[Distutils] Platform naming standardization

Ronald Oussoren ronaldoussoren at mac.com
Thu Jan 14 16:43:46 CET 2010


On 14 Jan, 2010, at 10:36, M.-A. Lemburg wrote:

> Ronald Oussoren wrote:
>> 
>> On 13 Jan, 2010, at 23:44, M.-A. Lemburg wrote:
>> 
>>> Ronald Oussoren wrote:
>>>> 
>>>> On 13 Jan, 2010, at 18:41, M.-A. Lemburg wrote:
>>>> 
>>>>> Ronald Oussoren wrote:
>>>>>> 
>>>>>> On Wednesday, January 13, 2010, at 04:15PM, "M.-A. Lemburg" <mal at egenix.com> wrote:
>>>>>> 
>>>>>>> 
>>>>>>>> 2) On OS X, the modification to the value returned by
>>>>>>>> pkg_resources.get_platform() isn't correct for fat version of Python
>>>>>>>> 2.5, as detailed in setuptools issue 19.  To solve that, we're using the
>>>>>>>> patch I submitted to the issue (with a couple recent changes).
>>>>>>> 
>>>>>>> I think that using "fat" in the version string is wrong for
>>>>>>> Mac OS X, since there are many ways to build fat binaries.
>>>>>>> 
>>>>>>> Instead, the version string should include the details of
>>>>>>> all included builds, ie. 'x86', 'x64', 'ppc', 'ppc64'.
>>>>>> 
>>>>>> Maybe in the long run, but for now "fat" has a well-defined meaning for distutils: fat == ppc + x86_64. There is also a number of other variants, as described in the documentation for distutils.
>>>>> 
>>>>> I think you meant: fat == ppc + i386.
>>>> 
>>>> Thats right.
>>>>> 
>>>>> However, it's also possible to build binaries with ppc, i386 and
>>>>> x86_64 - as are shipped with Mac OS X 10.6, so "fat" is not really
>>>>> well-defined and could lead to trying to install 32-bit software for
>>>>> a 64-bit build of Python.
>>>> 
>>>> "fat" is well-defined for distutils, see the definition of get_platform at <http://docs.python.org/distutils/apiref.html>. 
>>>> 
>>>> For distutils "fat" is always a universal binary with architectures i386 and ppc, with alternate names for other variants.
>>> 
>>> Thanks for pointing that out, however, I don't think that creating
>>> aliases for combinations of various different architectures
>>> is a good idea.
>>> 
>>> It's better to make the included architectures explicit and use
>>> this logic for all platforms, not just Mac OS X.
>> 
>> I would probably have done that, knowing what I know now.   
>> 
>> Hashing out the details on what combinations of architectures are valid during installation will be fun though ;-). That is, if my python says its machine is "i386,x86_64" is it then acceptable to install an "i386" binary, an "i386,x86_64" binary, and "i386,ppc, x86_64" binary?
> 
> The point is that even though your Python binary may say it's
> "i386,x86_64", the version you run your application with
> will either be "i386" or "x86_64" (depending on the OS environment
> settings).
> 
> Now let's say you're running the "i386" version. As long as all
> installed components provide the "i386" part you should be fine.
> In your example all components provide the "i386" part, so all
> of them can be installed.

I don't agree, "easy_install somepackage" should install a component that supports at least all architectures supported by the Python binary.   Otherwise you might install a package and have problems later when you try to use it. 

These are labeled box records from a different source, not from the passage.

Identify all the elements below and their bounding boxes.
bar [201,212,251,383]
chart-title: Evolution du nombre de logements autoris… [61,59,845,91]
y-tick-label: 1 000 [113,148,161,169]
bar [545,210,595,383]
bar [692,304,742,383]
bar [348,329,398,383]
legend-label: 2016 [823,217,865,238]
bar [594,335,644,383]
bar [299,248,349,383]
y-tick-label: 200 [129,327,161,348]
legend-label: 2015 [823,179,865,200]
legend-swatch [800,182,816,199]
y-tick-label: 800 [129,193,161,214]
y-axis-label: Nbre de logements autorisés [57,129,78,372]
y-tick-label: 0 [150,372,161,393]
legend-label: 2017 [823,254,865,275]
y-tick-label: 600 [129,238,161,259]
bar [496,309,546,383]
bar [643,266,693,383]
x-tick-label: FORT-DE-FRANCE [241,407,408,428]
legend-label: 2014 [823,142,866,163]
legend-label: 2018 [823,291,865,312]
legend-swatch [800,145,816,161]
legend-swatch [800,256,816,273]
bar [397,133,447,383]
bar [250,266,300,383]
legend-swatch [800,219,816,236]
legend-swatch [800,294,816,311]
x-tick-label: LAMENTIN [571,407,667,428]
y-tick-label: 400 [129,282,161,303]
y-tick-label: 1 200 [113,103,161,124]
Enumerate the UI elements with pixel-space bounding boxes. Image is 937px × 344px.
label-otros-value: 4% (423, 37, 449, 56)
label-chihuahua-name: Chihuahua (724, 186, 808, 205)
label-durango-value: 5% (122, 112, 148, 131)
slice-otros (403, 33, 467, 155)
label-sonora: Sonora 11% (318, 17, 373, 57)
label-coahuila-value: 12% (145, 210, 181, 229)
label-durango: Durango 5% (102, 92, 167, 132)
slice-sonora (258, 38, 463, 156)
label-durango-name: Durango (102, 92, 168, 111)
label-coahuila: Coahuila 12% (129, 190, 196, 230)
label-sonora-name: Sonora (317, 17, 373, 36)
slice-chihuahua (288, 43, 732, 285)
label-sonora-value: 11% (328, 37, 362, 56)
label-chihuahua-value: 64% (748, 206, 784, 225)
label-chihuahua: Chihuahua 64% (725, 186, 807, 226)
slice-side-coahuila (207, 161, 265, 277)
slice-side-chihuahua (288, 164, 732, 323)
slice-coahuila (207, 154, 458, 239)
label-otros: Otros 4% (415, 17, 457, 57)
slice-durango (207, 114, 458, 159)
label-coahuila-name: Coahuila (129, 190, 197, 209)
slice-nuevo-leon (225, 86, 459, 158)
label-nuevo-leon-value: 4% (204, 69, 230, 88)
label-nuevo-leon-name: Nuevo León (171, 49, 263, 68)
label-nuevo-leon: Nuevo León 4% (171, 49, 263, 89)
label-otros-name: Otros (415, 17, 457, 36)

An example of this is a recent 64-bit capable machine with older versions of Tkinter or wxPython:  on those systems python will run as a 64-bit binary by default, but you sometimes have to run python in 32-bit mode to be able to use Tkinter. It would be very annoying and possibly confusing when I install a library and end up not being able to use it sometimes.

I also regularly build standalone app bundles on one machine and run them on other machines, those should also included all components in all supported architectures. 

> 
> With the aliases, this kind of detection is also possible, but
> only after mapping the aliases back to the combination of included
> architecture names.
> 
> In a few years, we'll probably only see "x86_64" binaries for
> Mac OS, but until then, package installers will have to
> be able to work out the problem of finding installable
> distribution files among the available ones.

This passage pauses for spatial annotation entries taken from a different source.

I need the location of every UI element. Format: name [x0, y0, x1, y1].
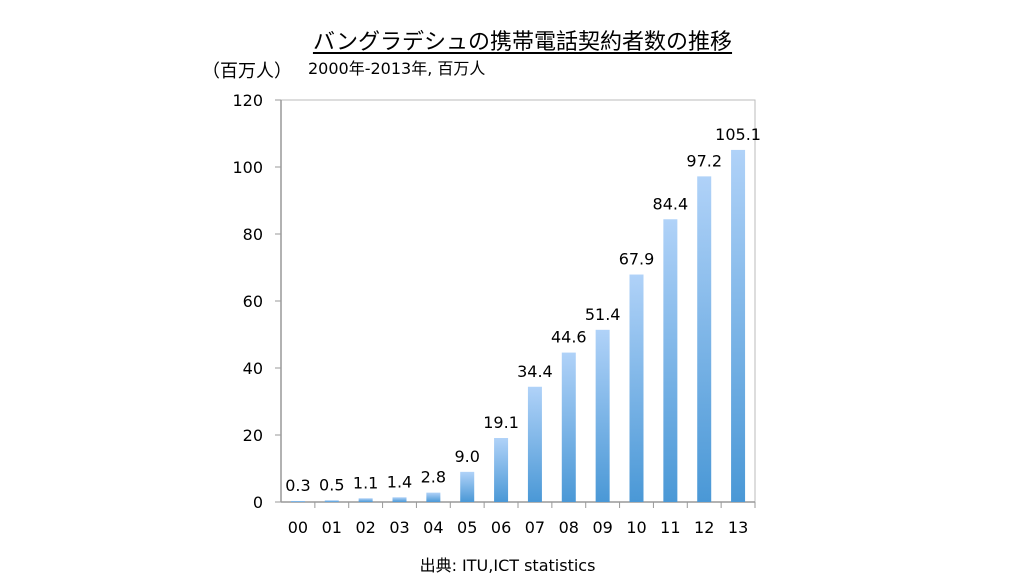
bar-12: [697, 176, 712, 502]
data-label-05: 9.0: [454, 447, 479, 466]
y-tick-label: 80: [243, 225, 263, 244]
x-tick-label: 06: [491, 518, 511, 537]
x-tick-label: 08: [559, 518, 579, 537]
x-tick-label: 04: [423, 518, 443, 537]
x-tick-label: 12: [694, 518, 714, 537]
bar-03: [392, 497, 407, 502]
bar-00: [290, 500, 305, 502]
x-tick-label: 10: [626, 518, 646, 537]
data-label-10: 67.9: [619, 250, 655, 269]
x-tick-label: 11: [660, 518, 680, 537]
y-tick-label: 120: [232, 91, 263, 110]
x-tick-label: 13: [728, 518, 748, 537]
chart-title: バングラデシュの携帯電話契約者数の推移: [0, 24, 1015, 56]
data-label-02: 1.1: [353, 473, 378, 492]
x-tick-label: 00: [288, 518, 308, 537]
bar-01: [324, 500, 339, 502]
y-tick-label: 100: [232, 158, 263, 177]
bar-10: [629, 274, 644, 502]
source-note: 出典: ITU,ICT statistics: [0, 552, 1015, 576]
x-tick-label: 03: [389, 518, 409, 537]
data-label-12: 97.2: [686, 151, 722, 170]
data-label-09: 51.4: [585, 305, 621, 324]
bar-11: [663, 219, 678, 502]
bar-07: [527, 386, 542, 502]
x-tick-label: 07: [525, 518, 545, 537]
data-label-03: 1.4: [387, 472, 412, 491]
x-tick-label: 01: [322, 518, 342, 537]
y-tick-label: 60: [243, 292, 263, 311]
data-label-07: 34.4: [517, 362, 553, 381]
data-label-13: 105.1: [715, 125, 761, 144]
bar-06: [494, 438, 509, 502]
bar-02: [358, 498, 373, 502]
data-label-00: 0.3: [285, 476, 310, 495]
data-label-08: 44.6: [551, 328, 587, 347]
y-axis-unit-label: （百万人）: [202, 61, 292, 82]
source-text: 出典: ITU,ICT statistics: [419, 556, 596, 575]
chart-title-text: バングラデシュの携帯電話契約者数の推移: [312, 30, 733, 55]
chart-subtitle: 2000年-2013年, 百万人: [308, 59, 486, 78]
data-label-11: 84.4: [653, 194, 689, 213]
bar-09: [595, 329, 610, 502]
plot-area: [280, 99, 756, 503]
data-label-04: 2.8: [421, 468, 446, 487]
bar-08: [561, 352, 576, 502]
x-tick-label: 05: [457, 518, 477, 537]
y-tick-label: 0: [253, 493, 263, 512]
data-label-01: 0.5: [319, 475, 344, 494]
y-tick-label: 40: [243, 359, 263, 378]
y-tick-label: 20: [243, 426, 263, 445]
data-label-06: 19.1: [483, 413, 519, 432]
x-tick-label: 09: [592, 518, 612, 537]
bar-05: [460, 471, 475, 502]
x-tick-label: 02: [355, 518, 375, 537]
bar-13: [731, 149, 746, 503]
bar-04: [426, 492, 441, 502]
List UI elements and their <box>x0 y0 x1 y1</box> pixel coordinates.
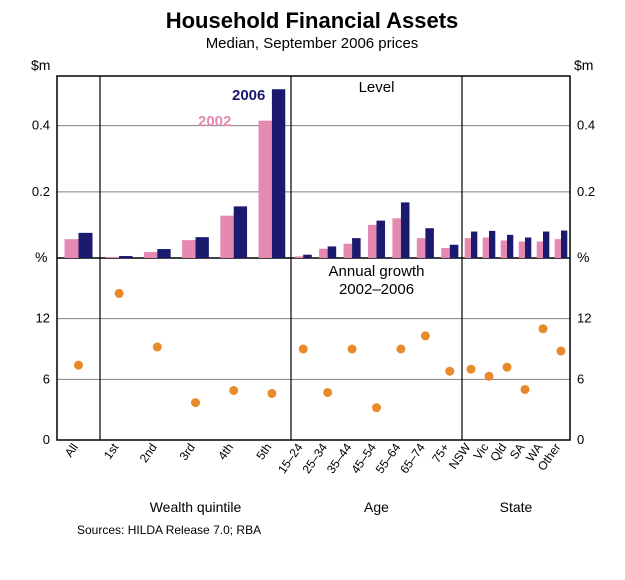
growth-dot <box>372 403 381 412</box>
section-label: Age <box>364 499 389 515</box>
bar-2006 <box>489 231 495 258</box>
category-label: 15–24 <box>275 440 306 476</box>
bar-2002 <box>537 241 543 258</box>
bar-2006 <box>561 231 567 258</box>
category-label: NSW <box>446 440 474 472</box>
bar-2006 <box>119 256 132 258</box>
bar-2006 <box>234 206 247 258</box>
bar-2002 <box>501 240 507 258</box>
bar-2002 <box>368 225 377 258</box>
category-label: 35–44 <box>324 440 355 476</box>
bar-2002 <box>259 121 272 258</box>
bar-2006 <box>272 89 285 258</box>
lower-panel-title: Annual growth <box>329 263 425 280</box>
y-axis-unit-left-lower: % <box>35 249 47 265</box>
growth-dot <box>521 385 530 394</box>
category-label: 25–34 <box>299 440 330 476</box>
bar-2006 <box>377 221 386 258</box>
bar-2002 <box>295 256 304 258</box>
y-tick-label: 0 <box>43 432 50 447</box>
bar-2002 <box>417 238 426 258</box>
bar-2006 <box>401 202 410 258</box>
bar-2006 <box>303 255 312 258</box>
legend-2002: 2002 <box>198 113 231 130</box>
bar-2002 <box>519 241 525 258</box>
bar-2006 <box>157 249 170 258</box>
category-label: 5th <box>253 441 274 463</box>
legend-2006: 2006 <box>232 87 265 104</box>
growth-dot <box>557 347 566 356</box>
growth-dot <box>191 398 200 407</box>
y-tick-label: 6 <box>43 371 50 386</box>
bar-2002 <box>465 238 471 258</box>
bar-2006 <box>471 232 477 258</box>
growth-dot <box>74 361 83 370</box>
y-axis-unit-right-upper: $m <box>574 57 593 73</box>
growth-dot <box>467 365 476 374</box>
growth-dot <box>299 345 308 354</box>
growth-dot <box>323 388 332 397</box>
chart-subtitle: Median, September 2006 prices <box>206 35 419 52</box>
category-label: 2nd <box>137 441 160 465</box>
bar-2002 <box>344 244 353 258</box>
y-axis-unit-left-upper: $m <box>31 57 50 73</box>
growth-dot <box>396 345 405 354</box>
y-tick-label: 6 <box>577 371 584 386</box>
bar-2006 <box>525 237 531 258</box>
lower-panel-subtitle: 2002–2006 <box>339 281 414 298</box>
bar-2006 <box>352 238 361 258</box>
category-label: SA <box>507 441 528 462</box>
y-tick-label: 12 <box>36 311 50 326</box>
bar-2006 <box>328 246 337 258</box>
y-tick-label: 0 <box>577 432 584 447</box>
upper-panel-title: Level <box>359 79 395 96</box>
bar-2002 <box>483 237 489 258</box>
category-label: Vic <box>471 441 492 463</box>
growth-dot <box>503 363 512 372</box>
category-label: 65–74 <box>397 440 428 476</box>
bar-2002 <box>182 240 195 258</box>
category-label: 1st <box>101 440 122 462</box>
growth-dot <box>115 289 124 298</box>
bar-2006 <box>196 237 209 258</box>
y-axis-unit-right-lower: % <box>577 249 589 265</box>
category-label: 45–54 <box>348 440 379 476</box>
bar-2002 <box>65 239 79 258</box>
growth-dot <box>539 324 548 333</box>
y-tick-label: 12 <box>577 311 591 326</box>
financial-assets-chart: Household Financial Assets Median, Septem… <box>0 0 625 575</box>
bar-2002 <box>220 216 233 258</box>
growth-dot <box>445 367 454 376</box>
chart-title: Household Financial Assets <box>166 8 459 33</box>
bar-2002 <box>144 252 157 258</box>
bar-2002 <box>555 239 561 258</box>
bar-2002 <box>106 257 119 258</box>
y-tick-label: 0.2 <box>32 184 50 199</box>
growth-dot <box>348 345 357 354</box>
bar-2002 <box>441 248 450 258</box>
y-tick-label: 0.4 <box>577 118 595 133</box>
growth-dot <box>229 386 238 395</box>
y-tick-label: 0.4 <box>32 118 50 133</box>
bar-2006 <box>79 233 93 258</box>
bar-2002 <box>319 249 328 258</box>
category-label: 3rd <box>177 441 198 463</box>
growth-dot <box>153 342 162 351</box>
growth-dot <box>421 331 430 340</box>
category-label: 55–64 <box>373 440 404 476</box>
bar-2002 <box>392 218 401 258</box>
section-label: State <box>500 499 533 515</box>
section-label: Wealth quintile <box>150 499 242 515</box>
growth-dot <box>485 372 494 381</box>
source-text: Sources: HILDA Release 7.0; RBA <box>77 523 261 537</box>
bar-2006 <box>450 245 459 258</box>
bar-2006 <box>507 235 513 258</box>
bar-2006 <box>543 232 549 258</box>
category-label: All <box>62 441 81 460</box>
category-label: Qld <box>487 441 509 464</box>
bar-2006 <box>425 228 434 258</box>
y-tick-label: 0.2 <box>577 184 595 199</box>
category-label: 4th <box>215 441 236 463</box>
growth-dot <box>267 389 276 398</box>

I agree, at least until the next new thing comes along (such as something arm-based).

> 
> BTW: With Python 2.6, if you build using the x86_64 version of
> Python, distutils will still use the "macosx-10.5-i386"
> platform identifier. Should I file a bug for this ?

That should be fixed in the repository, distutils assumed that the "uname -m" reflects the correct architecture and that is not true for a single-architecture build with default compiler flags on OSX 10.6.